Вспоминаю все наши прогулки по ночам, когда я сбегал из дома, чтобы побыть с ним. Вспоминаю его объятия и слова нежности. Он пел мне своим невероятным голосом, и даже тогда я не смог ему признаться, что сам умею петь. Я прятал от него себя настоящего и, только когда мы расстались, понял, насколько был не прав.
Он смотрит на меня влюблённым взглядом прямо сейчас, и я вспоминаю нашу первую ночь любви. Я плавился в его руках, он сжигал меня своей страстью, он шептал мне, какой я особенный для него. В ту ночь я сиял вместе с ним, и с тех пор я полностью принадлежу ему, он украл не только моё сердце, но и меня всего до последней капли.

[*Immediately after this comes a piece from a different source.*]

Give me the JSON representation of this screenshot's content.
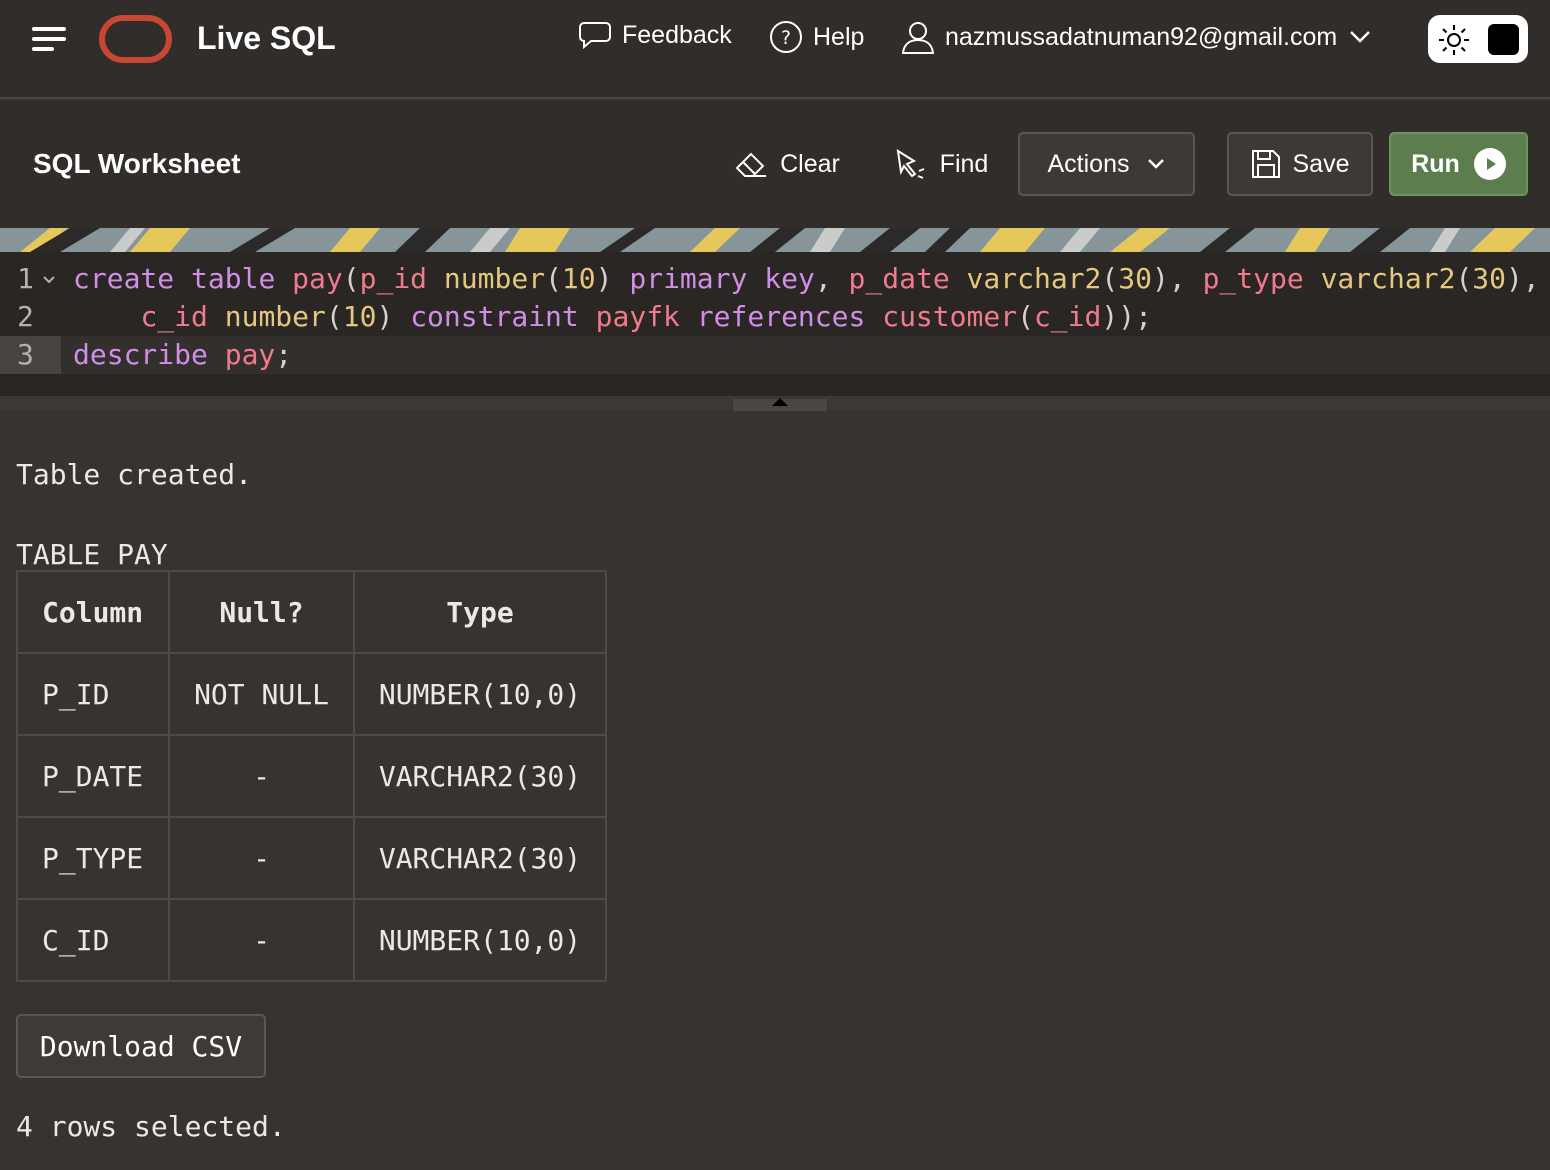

And I want you in my life,
And I need you in my life.
Он продолжает смотреть на меня, прижимая руки к груди, и уже стоит у самой сцены. Я доигрываю последние ноты и поднимаюсь, уже предвкушая то, что он скажет мне, как только я спущусь вниз. Зал оглушают аплодисменты, я слышу, как кричит Джейс, что я великолепен, и румянец окрашивает мои щёки – я чувствую этот жар на лице. И появился он не только от всеобщего внимания, но и от внимания одного конкретного человека.
Ноги сами несут меня вниз, прочь со сцены, где на шею мне бросаются сразу и Клэри, и Изабель, и Саймон, отчего Джейс громко хохочет и хлопает по моему плечу.
– Я горжусь тобой, – говорит мне сестра и, разворачивая по направлению к стоящему поодаль Магнусу, подталкивает в спину. – Иди же.
Магнус, а предмет моего воздыхания зовут именно так, стоит всё там же, подле сцены. Он смотрит на меня проникновенным взглядом, улыбается и слегка покачивается с носков на пятки, как ребёнок. Так он делает, когда смущается. Я заставил его смутиться? Невероятно.
Подхожу медленно, ноги до сих пор отказываются нормально функционировать. Блёстки на его пиджаке блестят в свете софитов и перемигиваются с блёстками на веках и скулах. Но даже они не способны затмить сияние глаз.
– Это было божественно, Александр, – говорит он мне, и я делаю ещё один шаг к нему. – Я потрясен до глубины души.
Я пожимаю плечами и отвожу взгляд, пытаясь найти слова, которые хотел ему сказать, но они все, словно вода сквозь пальцы, ускользают, и остаётся лишь одно – самое главное.